A seguir temos os critérios diagnósticos do Cervicogenic Headache Study Group (esses critérios foram mantidos na versão original em inglês)




CGH: Cervicogenic Headache International Study Group diagnostic criteria

Major criteria

I. Symptoms and signs of neck involvement
a) Precipitation of comparable symptoms by:

1) neck movement and/or sustained, awkward head positioning, and/or
2) external pressure over the upper cervical or occipital region

b) Restriction of range of motion in the neck
c) Ipsilateral neck, shoulder or arm pain
II. Confirmatory evidence by diagnostic anaesthetic block
III. Unilaterality of the head pain, without sideshift

Head pain characteristics

IV. Moderate-severe, non-throbbing pain, usually starting in the neck
Episodes of varying duration, or f uctuating, continuous pain



Other characteristics of some importance

V. Only marginal or lack of effect of indomethacin
Only marginal or lack of ef ect of ergotamine and sumatriptan
Female gender
Not infrequent history of head or indirect neck trauma, usually of more than medium severity

Other features of lesser importance

VI. Various attack-related phenomena, only occasionally present, and/or moderately expressed when present:
a) nausea
b) phono- and photophobia
c) dizziness
d) ipsilateral “blurred vision”
e) difficulties swallowing
f) ipsilateral oedema, mostly in the periocular area

O que pode se perceber com essa classificação é que temos muitas possibilidades de causa e como sempre, um diagnóstico diferencial é fundamental.

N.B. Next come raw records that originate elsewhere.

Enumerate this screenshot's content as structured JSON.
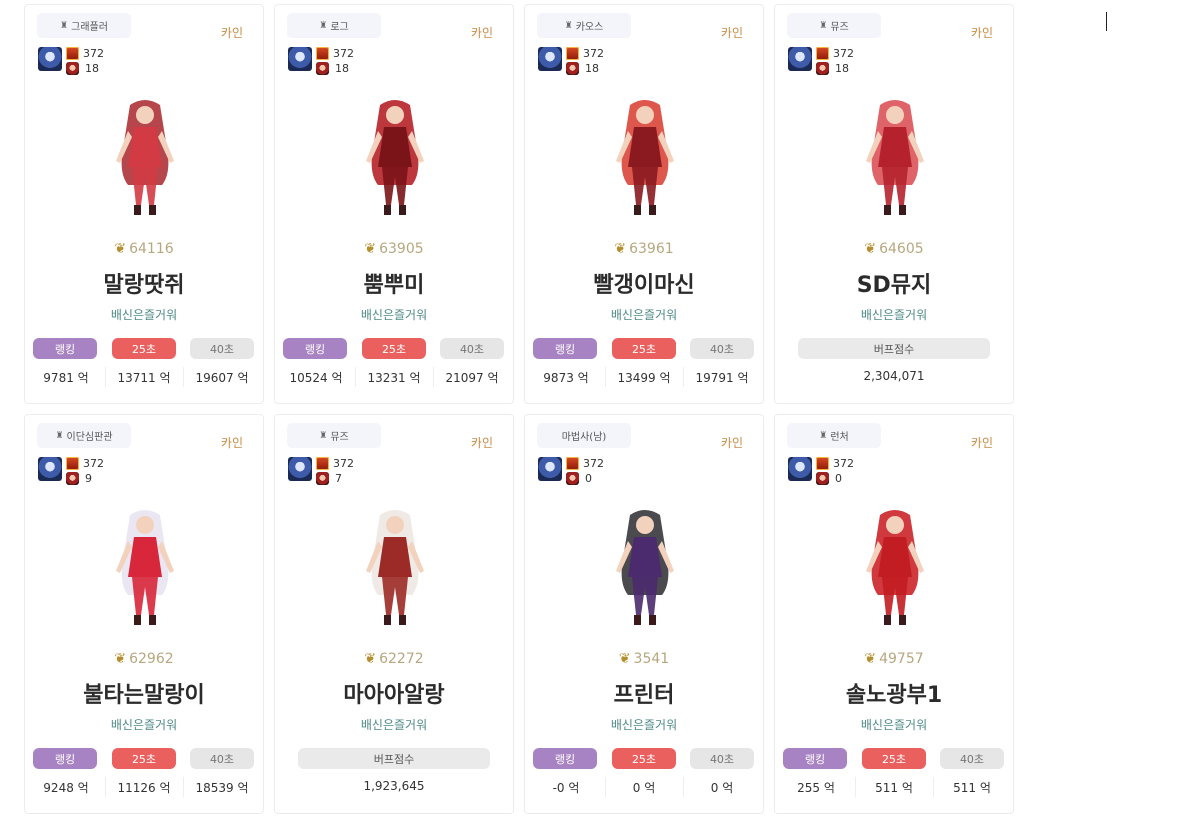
{
  "common": {
    "level": "372",
    "guild": "배신은즐거워",
    "server": "카인",
    "rank_label": "랭킹",
    "sec25_label": "25초",
    "sec40_label": "40초",
    "buff_label": "버프점수"
  },
  "cards": [
    {
      "job": "그래플러",
      "count": "18",
      "fame": "64116",
      "name": "말랑땃쥐",
      "type": "dps",
      "v1": "9781 억",
      "v2": "13711 억",
      "v3": "19607 억",
      "body_color": "#d23b44",
      "hair_color": "#a8262b"
    },
    {
      "job": "로그",
      "count": "18",
      "fame": "63905",
      "name": "뿜뿌미",
      "type": "dps",
      "v1": "10524 억",
      "v2": "13231 억",
      "v3": "21097 억",
      "body_color": "#7a1418",
      "hair_color": "#b0151a"
    },
    {
      "job": "카오스",
      "count": "18",
      "fame": "63961",
      "name": "빨갱이마신",
      "type": "dps",
      "v1": "9873 억",
      "v2": "13499 억",
      "v3": "19791 억",
      "body_color": "#8a1a20",
      "hair_color": "#d73a2e"
    },
    {
      "job": "뮤즈",
      "count": "18",
      "fame": "64605",
      "name": "SD뮤지",
      "type": "buff",
      "buff": "2,304,071",
      "body_color": "#b5222e",
      "hair_color": "#d9494f"
    },
    {
      "job": "이단심판관",
      "count": "9",
      "fame": "62962",
      "name": "불타는말랑이",
      "type": "dps",
      "v1": "9248 억",
      "v2": "11126 억",
      "v3": "18539 억",
      "body_color": "#d8263a",
      "hair_color": "#e8e3f0"
    },
    {
      "job": "뮤즈",
      "count": "7",
      "fame": "62272",
      "name": "마아아알랑",
      "type": "buff",
      "buff": "1,923,645",
      "body_color": "#9c2a26",
      "hair_color": "#ece6e0"
    },
    {
      "job": "마법사(남)",
      "count": "0",
      "fame": "3541",
      "name": "프린터",
      "type": "dps",
      "v1": "-0 억",
      "v2": "0 억",
      "v3": "0 억",
      "body_color": "#4b2a6e",
      "hair_color": "#2a2a30"
    },
    {
      "job": "런처",
      "count": "0",
      "fame": "49757",
      "name": "솔노광부1",
      "type": "dps",
      "v1": "255 억",
      "v2": "511 억",
      "v3": "511 억",
      "body_color": "#c21d22",
      "hair_color": "#c8161b"
    }
  ]
}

Para um bom exame diagnóstico devemos, seguir os seguintes passos:

Exame físico

Embora até 70% dos indivíduos com dor de cabeça freqüente intermitente relate que a dor  é acompanha de dor cervical, menos de 18% são diagnosticados ​​como sintomas de problemas cervicais. 

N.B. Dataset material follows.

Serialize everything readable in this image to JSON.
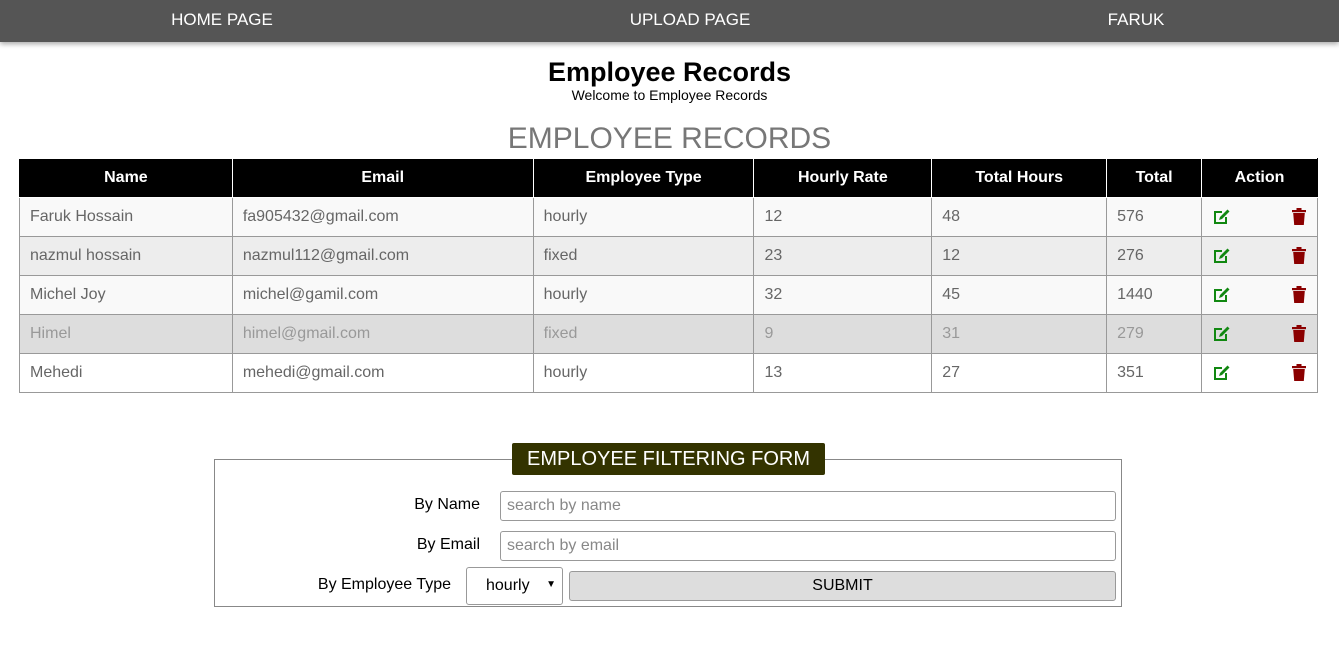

Consequentemente, um exame físico do pescoço é um componente crítico da diagnostico diferencial. Critérios físicos incluem exame clínico, de laboratório, e / ou evidência de imaginologia de uma desordem no interior da coluna cervical ou em tecidos moles do pescoço conhecido por ser uma causa de dor de cabeça. 

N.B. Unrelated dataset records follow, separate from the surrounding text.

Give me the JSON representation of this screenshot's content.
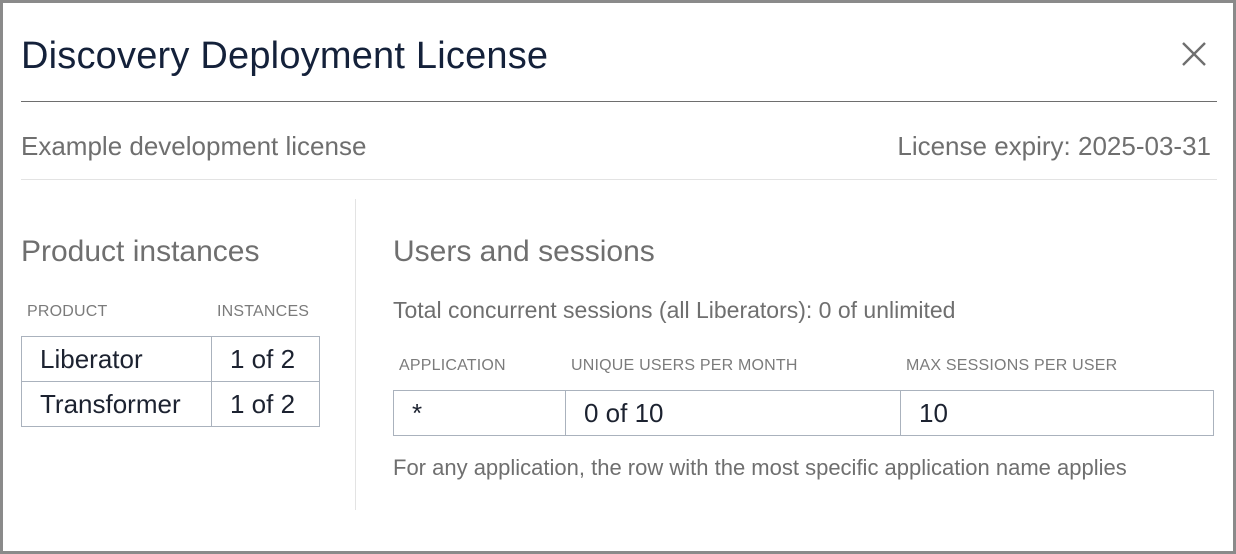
{
  "dialog": {
    "title": "Discovery Deployment License",
    "subtitle": "Example development license",
    "expiry": "License expiry: 2025-03-31"
  },
  "product_instances": {
    "heading": "Product instances",
    "columns": [
      "PRODUCT",
      "INSTANCES"
    ],
    "rows": [
      {
        "product": "Liberator",
        "instances": "1 of 2"
      },
      {
        "product": "Transformer",
        "instances": "1 of 2"
      }
    ]
  },
  "users_sessions": {
    "heading": "Users and sessions",
    "total_sessions": "Total concurrent sessions (all Liberators): 0 of unlimited",
    "columns": [
      "APPLICATION",
      "UNIQUE USERS PER MONTH",
      "MAX SESSIONS PER USER"
    ],
    "rows": [
      {
        "application": "*",
        "unique_users": "0 of 10",
        "max_sessions": "10"
      }
    ],
    "note": "For any application, the row with the most specific application name applies"
  },
  "icons": {
    "close": "close-icon"
  }
}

Na ausência desta, deve haver evidência de que a dor de cabeça pode ser atribuída à desordem pescoço com base nos sintomas clínicos que implicam uma fonte de dor no pescoço, ou abolição da dor de cabeça após o bloqueio do diagnóstico (injecção de alívio da dor). Essencialmente, qualquer estrutura que é inervada pelos três nervos cervicais superiores é uma fonte potencial de dor de cabeça. Assim, o exame clínico deve abranger potencialmente a parte articular, neural e estruturas miofasciais cervicais.


Sistema Articular

O Grupo Internacional de Estudos CGH considera a amplitude de movimento do pescoço restrito  um dos principais critérios de diagnóstico para CGH. Alguns mas não todos estudos relataram diminuída ADM cervical em sujeitos com CGH com limitação de movimento ativo no plano sagital, em particular a extensão, como a grande perda. Outros estudos, no entanto, não encontraram nenhuma limitação.

O exame manual tem alta sensibilidade e especificidade para detectar a presença ou ausência de disfunção da articulação cervical na dor cervical e dor de cabeça. 

O termo exame manual incorpora testes de movimento intervertebral fisiológico passivo, bem como o movimento intervertebral acessório passivo, tais como pressões póstero anteriores. Respostas de restrição de movimento e sintomas indicam o mais doloroso disfuncional segmento do movimento cervical. No entanto, estes testes requerem um elevado grau de habilidade por parte do terapeuta, e a sua fiabilidade foi questionada. 


O teste de flexão-rotação cervical (FRT) é um método objetivo de determinar disfunção da articulação cervical superior que está mostrando promissor na identificação de pacientes com CGH. O FRT é uma forma simplificada de exame manual desenvolvido para identificar disfunções de C1 / 2. Neste procedimento de teste, a coluna cervical é totalmente fletida e deve permitir o movimento sem restrições em C1 / 2, que tem uma capacidade única para rotção. Como movimento em outros segmentos cervicais seria restringido por esta posição, o movimento é isolado ao segmento C1 / 2.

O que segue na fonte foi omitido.